Eventually, they left.

Public school was an unforgiving environment for Jarred. Olivia adjusted quickly, her confidence translating seamlessly. Sophie followed, socially intuitive and resilient. Jarred, however, struggled. His grief lingered unresolved, his manner set him apart, and his past clung to him like a mark he could not erase. His peers resented the boy he used to be and dismissed the boy he had become.

At home, relationships strained.

Portia was distant, preoccupied. Olivia and Sophie grew increasingly independent. Jarred felt peripheral — a problem to be managed rather than a son to be understood.

Then came the letter.

The house was at risk of auction.

They were weeks away from losing everything.

It was around that time Draco Malfoy entered their lives. Draco Malfoy has been an anathema for most people in the business community his appearance out of now where and the meteoric rise of Malfoy group of industries brought great speculation. Some say his is from an old aristocratic noble family from somewhere in Wiltshire. 

It is said that if Malfoy wants something he always gets it. His competitors always yeild as if magically deciding to sell him their company or take most foolish decisions abrupty whixh will destroy their business. 

People are as afraid of the Malfoy name as they are jealous.

Recently He had quietly acquired a majority stake in William Middleton’s former company. Portia met him at a board meeting she attended out of obligation, not expectation. Draco was measured, courteous, and unexpectedly empathetic. He spoke of William with respect, of loss with understanding. He did not pity her, nor did he rush her.

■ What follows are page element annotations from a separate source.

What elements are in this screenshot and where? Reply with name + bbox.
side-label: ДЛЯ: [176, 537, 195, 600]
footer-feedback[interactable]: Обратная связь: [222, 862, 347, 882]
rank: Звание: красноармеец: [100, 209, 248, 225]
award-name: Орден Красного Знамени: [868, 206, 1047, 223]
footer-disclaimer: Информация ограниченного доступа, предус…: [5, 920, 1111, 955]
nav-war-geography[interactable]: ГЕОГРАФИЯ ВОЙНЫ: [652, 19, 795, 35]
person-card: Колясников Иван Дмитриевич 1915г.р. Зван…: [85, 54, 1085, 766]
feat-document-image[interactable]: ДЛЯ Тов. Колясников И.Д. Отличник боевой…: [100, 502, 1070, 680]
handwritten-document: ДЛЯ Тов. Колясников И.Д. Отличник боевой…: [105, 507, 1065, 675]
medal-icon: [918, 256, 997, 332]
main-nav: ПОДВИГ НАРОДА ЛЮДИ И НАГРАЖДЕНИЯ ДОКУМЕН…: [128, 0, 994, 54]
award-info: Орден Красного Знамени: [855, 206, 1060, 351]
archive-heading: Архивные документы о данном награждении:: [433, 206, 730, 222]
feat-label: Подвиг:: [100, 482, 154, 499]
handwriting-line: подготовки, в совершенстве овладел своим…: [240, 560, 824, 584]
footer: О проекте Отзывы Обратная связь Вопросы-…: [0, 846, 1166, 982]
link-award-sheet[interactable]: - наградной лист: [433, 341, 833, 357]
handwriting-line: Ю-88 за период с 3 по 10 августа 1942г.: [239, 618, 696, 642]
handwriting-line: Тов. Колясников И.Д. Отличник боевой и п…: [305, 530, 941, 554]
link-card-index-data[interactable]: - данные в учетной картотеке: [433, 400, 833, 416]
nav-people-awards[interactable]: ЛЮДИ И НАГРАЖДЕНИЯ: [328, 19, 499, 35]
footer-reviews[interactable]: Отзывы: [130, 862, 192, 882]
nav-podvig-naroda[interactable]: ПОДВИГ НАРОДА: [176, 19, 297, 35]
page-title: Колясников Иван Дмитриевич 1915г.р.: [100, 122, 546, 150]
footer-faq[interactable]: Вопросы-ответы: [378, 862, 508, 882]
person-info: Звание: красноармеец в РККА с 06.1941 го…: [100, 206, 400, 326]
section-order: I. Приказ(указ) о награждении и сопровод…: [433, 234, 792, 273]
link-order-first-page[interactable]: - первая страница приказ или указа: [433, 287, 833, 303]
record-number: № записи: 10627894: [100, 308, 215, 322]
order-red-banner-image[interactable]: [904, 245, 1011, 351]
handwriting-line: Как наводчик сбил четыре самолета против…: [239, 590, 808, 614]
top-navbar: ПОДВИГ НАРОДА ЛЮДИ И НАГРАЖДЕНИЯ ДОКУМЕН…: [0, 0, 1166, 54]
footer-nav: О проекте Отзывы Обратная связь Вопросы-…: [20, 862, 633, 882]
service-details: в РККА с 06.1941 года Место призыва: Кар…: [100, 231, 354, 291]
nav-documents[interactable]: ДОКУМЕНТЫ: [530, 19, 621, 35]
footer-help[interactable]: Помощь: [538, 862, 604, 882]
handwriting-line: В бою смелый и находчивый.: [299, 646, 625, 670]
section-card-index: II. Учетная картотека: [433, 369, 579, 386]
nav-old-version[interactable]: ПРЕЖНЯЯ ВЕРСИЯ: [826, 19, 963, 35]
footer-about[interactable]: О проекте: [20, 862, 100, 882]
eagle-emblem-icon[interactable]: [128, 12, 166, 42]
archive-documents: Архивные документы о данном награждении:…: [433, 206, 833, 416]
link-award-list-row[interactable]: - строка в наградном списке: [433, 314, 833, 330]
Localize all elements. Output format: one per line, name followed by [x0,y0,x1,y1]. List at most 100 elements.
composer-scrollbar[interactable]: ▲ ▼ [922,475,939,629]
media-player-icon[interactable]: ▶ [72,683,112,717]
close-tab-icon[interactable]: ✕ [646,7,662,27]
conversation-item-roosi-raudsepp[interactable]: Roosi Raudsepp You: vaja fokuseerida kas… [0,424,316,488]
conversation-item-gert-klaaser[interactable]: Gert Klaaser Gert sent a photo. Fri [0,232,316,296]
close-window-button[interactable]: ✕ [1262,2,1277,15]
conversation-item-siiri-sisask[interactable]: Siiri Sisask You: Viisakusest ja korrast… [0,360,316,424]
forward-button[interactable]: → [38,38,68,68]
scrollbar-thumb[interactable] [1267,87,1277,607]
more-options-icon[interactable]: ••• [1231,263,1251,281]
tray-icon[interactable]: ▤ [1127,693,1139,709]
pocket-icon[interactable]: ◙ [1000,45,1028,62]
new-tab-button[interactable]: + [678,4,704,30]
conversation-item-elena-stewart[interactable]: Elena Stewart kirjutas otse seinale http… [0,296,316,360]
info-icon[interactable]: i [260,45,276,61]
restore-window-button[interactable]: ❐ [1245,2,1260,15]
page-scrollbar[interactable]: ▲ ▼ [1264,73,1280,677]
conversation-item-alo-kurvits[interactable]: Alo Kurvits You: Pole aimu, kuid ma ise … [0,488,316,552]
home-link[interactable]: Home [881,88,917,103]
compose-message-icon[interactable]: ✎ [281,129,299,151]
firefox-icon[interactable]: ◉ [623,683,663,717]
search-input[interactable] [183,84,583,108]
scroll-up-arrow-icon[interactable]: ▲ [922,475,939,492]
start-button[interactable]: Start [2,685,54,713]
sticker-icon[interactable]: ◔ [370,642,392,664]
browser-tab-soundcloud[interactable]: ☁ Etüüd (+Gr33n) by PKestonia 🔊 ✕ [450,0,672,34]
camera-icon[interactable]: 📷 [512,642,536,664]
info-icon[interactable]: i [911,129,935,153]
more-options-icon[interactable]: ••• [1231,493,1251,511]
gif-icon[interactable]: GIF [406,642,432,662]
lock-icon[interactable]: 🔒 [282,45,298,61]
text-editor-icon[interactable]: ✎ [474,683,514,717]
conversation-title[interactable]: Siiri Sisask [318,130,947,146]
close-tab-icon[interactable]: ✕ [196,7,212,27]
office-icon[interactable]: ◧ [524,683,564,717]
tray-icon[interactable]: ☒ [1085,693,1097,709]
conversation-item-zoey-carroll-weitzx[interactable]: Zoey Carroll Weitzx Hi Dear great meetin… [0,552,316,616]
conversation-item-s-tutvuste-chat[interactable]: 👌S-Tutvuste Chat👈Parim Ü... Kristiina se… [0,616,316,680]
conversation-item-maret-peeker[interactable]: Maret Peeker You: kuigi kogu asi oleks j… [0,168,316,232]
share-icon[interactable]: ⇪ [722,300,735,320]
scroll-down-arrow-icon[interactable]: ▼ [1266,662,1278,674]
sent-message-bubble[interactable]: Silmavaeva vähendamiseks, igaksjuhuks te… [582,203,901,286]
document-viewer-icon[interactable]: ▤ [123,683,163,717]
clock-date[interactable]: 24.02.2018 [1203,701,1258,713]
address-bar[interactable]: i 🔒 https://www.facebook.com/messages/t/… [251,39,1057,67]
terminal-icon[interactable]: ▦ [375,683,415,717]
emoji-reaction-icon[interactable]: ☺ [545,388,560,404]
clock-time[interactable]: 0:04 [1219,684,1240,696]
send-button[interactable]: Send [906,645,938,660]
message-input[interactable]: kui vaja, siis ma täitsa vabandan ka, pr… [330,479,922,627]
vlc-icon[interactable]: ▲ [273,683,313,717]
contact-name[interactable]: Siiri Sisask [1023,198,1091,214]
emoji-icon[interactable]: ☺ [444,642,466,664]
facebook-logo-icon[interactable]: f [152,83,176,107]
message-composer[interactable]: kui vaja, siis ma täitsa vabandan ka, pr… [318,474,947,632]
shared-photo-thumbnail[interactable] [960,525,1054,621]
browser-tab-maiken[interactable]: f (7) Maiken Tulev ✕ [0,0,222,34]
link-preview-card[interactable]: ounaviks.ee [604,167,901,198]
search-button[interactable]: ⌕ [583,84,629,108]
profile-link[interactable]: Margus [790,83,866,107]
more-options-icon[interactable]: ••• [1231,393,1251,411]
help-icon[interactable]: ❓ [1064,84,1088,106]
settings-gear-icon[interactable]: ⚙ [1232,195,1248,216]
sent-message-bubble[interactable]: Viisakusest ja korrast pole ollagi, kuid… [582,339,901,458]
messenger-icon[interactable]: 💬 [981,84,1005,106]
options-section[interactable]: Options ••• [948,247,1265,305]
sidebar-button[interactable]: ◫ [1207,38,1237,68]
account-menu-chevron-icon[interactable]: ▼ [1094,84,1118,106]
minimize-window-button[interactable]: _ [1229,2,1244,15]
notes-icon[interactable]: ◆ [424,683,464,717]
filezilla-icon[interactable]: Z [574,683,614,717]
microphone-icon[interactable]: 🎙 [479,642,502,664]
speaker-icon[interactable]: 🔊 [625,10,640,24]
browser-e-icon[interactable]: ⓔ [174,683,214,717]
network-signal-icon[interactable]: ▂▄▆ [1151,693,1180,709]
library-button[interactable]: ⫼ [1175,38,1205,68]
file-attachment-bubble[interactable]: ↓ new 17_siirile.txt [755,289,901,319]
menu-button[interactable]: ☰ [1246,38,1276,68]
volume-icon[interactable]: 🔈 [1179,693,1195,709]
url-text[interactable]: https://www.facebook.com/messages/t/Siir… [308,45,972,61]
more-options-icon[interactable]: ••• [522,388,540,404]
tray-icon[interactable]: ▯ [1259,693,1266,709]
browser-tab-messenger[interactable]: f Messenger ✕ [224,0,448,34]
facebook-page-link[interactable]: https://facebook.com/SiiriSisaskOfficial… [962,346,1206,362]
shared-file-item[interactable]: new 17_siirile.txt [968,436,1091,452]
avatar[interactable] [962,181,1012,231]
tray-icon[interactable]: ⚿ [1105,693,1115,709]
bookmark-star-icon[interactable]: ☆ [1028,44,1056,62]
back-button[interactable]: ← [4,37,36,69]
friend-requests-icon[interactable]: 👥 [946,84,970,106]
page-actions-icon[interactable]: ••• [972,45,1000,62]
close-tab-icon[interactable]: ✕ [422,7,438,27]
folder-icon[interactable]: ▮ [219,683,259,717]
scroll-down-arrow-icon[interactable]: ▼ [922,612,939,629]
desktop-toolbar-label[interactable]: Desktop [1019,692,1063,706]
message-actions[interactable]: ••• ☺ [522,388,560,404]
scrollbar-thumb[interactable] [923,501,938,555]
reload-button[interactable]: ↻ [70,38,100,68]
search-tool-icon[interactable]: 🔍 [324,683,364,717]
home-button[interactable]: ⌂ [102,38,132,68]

Draco himself was newly widowed.

Their connection deepened swiftly — too swiftly, in Jarred’s eyes. Where others had offered sympathy, Draco offered stability. Where chaos had ruled, he imposed order.

When the bank moved to seize the house, it was Draco who intervened.

He bought it outright.

He framed it as practical, even generous — allowing the Middletons to remain, sparing them the humiliation of displacement. When he later suggested moving in himself, it was presented as convenience rather than intrusion.

Portia agreed.

Jarred felt something inside him fracture.

The house was no longer theirs. It had been bought, reclaimed, reshaped by another man — a man who now occupied spaces that once belonged to his father. William’s absence felt sharper in Draco’s presence, not softened by it.

For two months, it was just Draco.

Then, at the beginning of summer, Scorpius Malfoy arrived.

He had returned from his boarding school in Scotland — an exclusive institution spoken of with quiet reverence. He would be staying only until September, before returning there.

That fact alone stung.

Scorpius was sixteen, tall and striking, with the same pale blond hair and grey eyes as his father, though worn with youthful arrogance rather than restraint. He moved through the house with effortless confidence, as though privilege were something he breathed rather than earned. Everything about him spoke of continuity — of a life uninterrupted by loss, of status preserved rather than stripped away.

To Jarred, he was a living reminder of everything that had been taken.

Scorpius did not need to stay. This was temporary. His real life — his better life — waited for him elsewhere.

The jealousy came unbidden and unwelcome.

Jarred watched as Scorpius settled in with ease, as Olivia and Sophie responded to his charm, as Draco interacted with his son in ways Jarred had once shared with his own father. The comparisons were impossible to ignore, the contrast unbearable.

Jarred’s resentment hardened into anger.

Anger at Draco, for stepping so seamlessly into William’s shadow. Anger at Scorpius, for embodying a future Jarred no longer believed he possessed. And most of all, anger at his mother.

In his mind, Portia was not merely surviving.

She was replacing William.

And that betrayal — real or imagined — burned deeper than anything else he had endured.